Maybank IB Research sees better 4Q for Gamuda


  • Analyst Reports
  • Thursday, 25 Jun 2020

KUALA LUMPUR: Maybank Investment Bank Research expects the fourth quarter ending July 31,2020 for infrastructure-property company Gamuda Bhd to be better as work pace at its projects has picked up after the government allowed construction activities to resume from May 4.

The research house said on Thursday that while the Klang Valley MRT2 was now at 70-75% of its optimum/pre-movement control order (MCO) level; its work pace was however expected to peak at only 90%-95% of its pre-MCO level under the new social distancing normal.

“Traffic has also returned to its urban toll roads; volume now is down just 10% from its pre-MCO level. However, we do not expect traffic volume to be back to its pre-MCO level anytime soon as working-from-home is becoming prevalent, and schools have yet to fully resume; these will cap the recovery in road users, ” it said.

It issued the report after Gamuda announced its third quarter results ended April 30.
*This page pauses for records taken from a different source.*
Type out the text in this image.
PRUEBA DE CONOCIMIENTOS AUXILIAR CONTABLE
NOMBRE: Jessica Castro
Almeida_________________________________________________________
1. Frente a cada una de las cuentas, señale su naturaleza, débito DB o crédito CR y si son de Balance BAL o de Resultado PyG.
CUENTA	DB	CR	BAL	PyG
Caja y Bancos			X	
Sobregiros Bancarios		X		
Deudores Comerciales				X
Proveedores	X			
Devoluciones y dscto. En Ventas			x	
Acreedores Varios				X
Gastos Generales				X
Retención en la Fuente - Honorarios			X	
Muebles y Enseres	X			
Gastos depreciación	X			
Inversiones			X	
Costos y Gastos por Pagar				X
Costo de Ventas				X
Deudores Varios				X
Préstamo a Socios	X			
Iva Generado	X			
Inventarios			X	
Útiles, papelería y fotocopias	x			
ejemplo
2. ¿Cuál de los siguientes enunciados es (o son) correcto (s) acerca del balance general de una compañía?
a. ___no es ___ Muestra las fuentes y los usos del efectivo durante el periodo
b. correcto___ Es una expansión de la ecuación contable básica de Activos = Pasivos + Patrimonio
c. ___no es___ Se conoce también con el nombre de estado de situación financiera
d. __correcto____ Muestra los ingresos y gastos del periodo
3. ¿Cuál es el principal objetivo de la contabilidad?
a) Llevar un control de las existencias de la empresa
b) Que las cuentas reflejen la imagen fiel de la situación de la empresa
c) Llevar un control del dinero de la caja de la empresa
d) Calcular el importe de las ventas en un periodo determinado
Hit by the MCO, Gamuda posted a 3QFY20 net profit of just RM40mil (-77% YoY/QoQ), bringing 9MFY20 to MYR389m (-25% YoY), meeting only 59%/63% of Maybank Research/consensus FY estimates.

“This is its weakest quarter in over a decade (since 4QFY09). 4QFY20 should be better, but activities should still be below their optimum/pre-MCO levels. We cut earnings forecasts and D/G the stock to Hold due to a reduced upside to our new RM3.80 RNAV-TP (-30sen) and in lack of a near-term re-rating catalyst, ” it said.

Gamuda’s 3QFY20 reflected half a quarter of almost no construction activities (with the exception of KVMRT2 underground works) and property progress billings, and one month of 80-90% traffic fall at toll roads, due to the MCO.

Group revenue halved YoY/QoQ while net profit fell 77% YoY/QoQ, as it continued to incur fixed overheads and new sum-of-parts compliant costs.

Coupled with a uncertain business prospect, no interim dividend was declared; FY20 DPS will be just 6sen (FY19: 12sen).

“We cut FY20/21/22E earnings by 26%/6%/1%. Supporting mid-term earnings is its sizeable outstanding construction orderbook of RM7.5bil and unbilled property sales of RM3bil.

"Near-term re-rating catalysts are however lacking. While Gamuda is a beneficiary of major infra project roll-outs due to its strong track records, we believe the government’s near-term focus will be on the smaller project roll-outs which have a shorter lead-time; thus, their multiplier impact is more immediate, ” Maybank Research said.